Intervention de Martin Ajdari, président de l'Arcom, au Forum Viginum

Publié le 28 mars 2025

  • Intervention publique

Seul le prononcé fait foi,

Monsieur le Commissaire,

Mesdames et messieurs les parlementaires,

Monsieur le chef de service de Viginum,

Madame la présidente (de Sorbonne université),

Mesdames, messieurs,

Tout d’abord, je voudrais féliciter Viginum d’avoir organisé ce forum, qui illustre de manière très édifiante la mobilisation des pouvoirs publics, dans leurs différentes déclinaisons, contre les manipulations de l’information.

Je suis particulièrement honoré de prendre la parole après le commissaire Thierry Breton dont je salue, comme beaucoup d’autres, le bilan impressionnant. Nous sommes bien placés pour le mesurer, à l’autorité de la communication audiovisuelle et numérique (l’Arcom) - une autorité née il y a trois ans de la fusion du Csa et de la Hadopi, dont le champ de compétences va de la régulation audiovisuelle à la protection de la propriété intellectuelle (lutte contre le piratage) et désormais à la circulation de contenus sur les réseaux numériques.
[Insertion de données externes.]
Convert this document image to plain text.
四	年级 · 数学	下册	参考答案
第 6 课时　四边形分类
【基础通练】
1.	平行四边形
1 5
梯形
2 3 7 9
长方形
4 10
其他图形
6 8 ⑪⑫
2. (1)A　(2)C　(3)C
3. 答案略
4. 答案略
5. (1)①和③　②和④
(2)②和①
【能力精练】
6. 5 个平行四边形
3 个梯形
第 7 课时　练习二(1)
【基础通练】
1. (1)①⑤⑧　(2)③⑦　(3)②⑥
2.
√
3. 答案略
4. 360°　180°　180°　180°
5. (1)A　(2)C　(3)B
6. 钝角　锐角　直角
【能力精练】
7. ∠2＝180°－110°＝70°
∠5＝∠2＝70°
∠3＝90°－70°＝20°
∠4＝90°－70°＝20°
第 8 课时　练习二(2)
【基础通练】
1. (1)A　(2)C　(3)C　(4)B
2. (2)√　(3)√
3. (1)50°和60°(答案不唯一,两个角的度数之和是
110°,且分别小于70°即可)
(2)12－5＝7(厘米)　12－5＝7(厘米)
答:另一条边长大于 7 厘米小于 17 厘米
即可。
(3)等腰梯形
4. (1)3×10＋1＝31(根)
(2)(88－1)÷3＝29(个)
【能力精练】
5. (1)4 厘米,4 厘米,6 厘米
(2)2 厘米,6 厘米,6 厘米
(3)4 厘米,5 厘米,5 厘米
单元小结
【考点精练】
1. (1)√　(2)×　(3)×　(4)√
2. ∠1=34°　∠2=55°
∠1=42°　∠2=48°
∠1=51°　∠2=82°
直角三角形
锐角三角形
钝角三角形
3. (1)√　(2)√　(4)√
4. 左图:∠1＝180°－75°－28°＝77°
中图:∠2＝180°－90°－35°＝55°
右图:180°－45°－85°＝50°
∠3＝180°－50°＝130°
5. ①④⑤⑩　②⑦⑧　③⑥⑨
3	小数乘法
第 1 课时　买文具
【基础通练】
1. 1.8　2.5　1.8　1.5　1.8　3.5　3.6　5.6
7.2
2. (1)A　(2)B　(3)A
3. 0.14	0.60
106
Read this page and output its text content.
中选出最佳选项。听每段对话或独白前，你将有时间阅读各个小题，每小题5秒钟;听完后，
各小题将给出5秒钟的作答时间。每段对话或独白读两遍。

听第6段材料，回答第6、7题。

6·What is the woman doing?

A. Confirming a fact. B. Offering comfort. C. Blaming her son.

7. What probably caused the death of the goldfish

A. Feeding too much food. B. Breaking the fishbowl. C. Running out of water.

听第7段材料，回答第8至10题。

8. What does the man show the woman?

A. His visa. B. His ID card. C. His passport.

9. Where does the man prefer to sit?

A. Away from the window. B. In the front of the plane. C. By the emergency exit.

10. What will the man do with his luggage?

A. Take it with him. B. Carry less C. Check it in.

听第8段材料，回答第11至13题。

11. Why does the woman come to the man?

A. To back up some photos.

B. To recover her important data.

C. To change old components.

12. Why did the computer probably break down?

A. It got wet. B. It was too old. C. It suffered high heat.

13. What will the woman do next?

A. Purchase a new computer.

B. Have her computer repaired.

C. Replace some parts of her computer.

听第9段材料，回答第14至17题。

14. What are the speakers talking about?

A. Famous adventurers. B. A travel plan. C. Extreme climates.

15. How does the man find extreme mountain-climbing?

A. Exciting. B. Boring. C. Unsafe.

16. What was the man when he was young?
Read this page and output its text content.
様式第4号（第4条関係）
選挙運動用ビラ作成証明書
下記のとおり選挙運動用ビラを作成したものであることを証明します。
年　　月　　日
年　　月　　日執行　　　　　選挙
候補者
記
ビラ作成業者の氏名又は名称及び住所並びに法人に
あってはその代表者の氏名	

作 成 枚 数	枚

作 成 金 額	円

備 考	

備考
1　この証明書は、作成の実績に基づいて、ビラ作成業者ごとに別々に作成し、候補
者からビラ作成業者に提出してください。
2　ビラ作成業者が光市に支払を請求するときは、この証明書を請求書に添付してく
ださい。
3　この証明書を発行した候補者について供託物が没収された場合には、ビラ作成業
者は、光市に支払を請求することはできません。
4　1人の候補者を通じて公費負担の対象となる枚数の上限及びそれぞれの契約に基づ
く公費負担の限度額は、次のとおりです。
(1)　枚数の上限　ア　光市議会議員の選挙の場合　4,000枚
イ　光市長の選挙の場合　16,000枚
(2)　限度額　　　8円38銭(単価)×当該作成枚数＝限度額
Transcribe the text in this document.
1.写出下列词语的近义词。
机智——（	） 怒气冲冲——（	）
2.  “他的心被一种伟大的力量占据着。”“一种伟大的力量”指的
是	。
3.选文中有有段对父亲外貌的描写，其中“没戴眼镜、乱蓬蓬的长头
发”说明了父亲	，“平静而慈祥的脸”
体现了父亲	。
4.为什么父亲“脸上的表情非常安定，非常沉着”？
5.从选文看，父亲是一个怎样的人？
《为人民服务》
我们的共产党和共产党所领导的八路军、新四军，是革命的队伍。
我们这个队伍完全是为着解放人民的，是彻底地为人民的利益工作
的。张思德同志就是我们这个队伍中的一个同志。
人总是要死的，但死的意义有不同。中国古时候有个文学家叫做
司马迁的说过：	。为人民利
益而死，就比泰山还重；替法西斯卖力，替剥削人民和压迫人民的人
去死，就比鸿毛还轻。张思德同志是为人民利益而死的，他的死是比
Nous sommes donc directement concernés par les progrès accomplis avec la mise en place du DSA, et c’est ce dont je voudrais vous parler aujourd’hui.

 

Vos débats le soulignent : l’information est un « bien public » inestimable pour nos démocraties. Sans information professionnelle et objective, il n’y a pas de débat public, ni de scrutin éclairé. Ce n’est pas un hasard si elle est la cible de tant d’attaques. Et l’information est au cœur des missions de l’Arcom, dont les compétences en la matière, fixées par la loi, ont évolué avec leur temps.

A la fin des années 80, pour asseoir la légitimité du CSA, après la création des premières chaînes privées, le législateur lui a confié la mission de veiller au respect de l’honnêteté de l’information. Plus tard, en 2016, face à la multiplication des chaînes d’information, et la crainte d’une course au sensationnalisme (avec la montée en puissance de BFM et la reprise d’i-Télé par Vivendi), la loi dite Bloche a étendu la compétence du régulateur, en lui confiant le soin de garantir, en plus de l’honnêteté de l’information, son indépendance et son pluralisme.

Peu après, en réaction aux ingérences étrangères observées lors de la présidentielle de 2017, la loi dite Infox du 22 décembre 2018 a imposé aux plateformes un « devoir de coopération » en période électorale, et en a confié la supervision au CSA, qui a alors fait ses premiers pas dans la régulation numérique.

Parallèlement, depuis 2004, le régulateur peut demander à un opérateur satellitaire de cesser la diffusion d’une chaîne étrangère incitant à la haine ou troublant l’ordre public (procédure qui a été exercée à l’encontre de la chaîne libanaise Al Manar en juillet 2004, là aussi en réaction à des menaces extérieures). Et, tout récemment, l’Arcom a fait usage du pouvoir que la loi SREN lui a confié de faire respecter les sanctions prononcées par l’Union Européenne à l’encontre de médias russes.

Ainsi, un arsenal multiforme s’est constitué au fil du temps, et parfois au gré des menaces. Malgré ses mérites, cette approche nationale s’est heurtée aux limites liées à l’essor récent des services numériques.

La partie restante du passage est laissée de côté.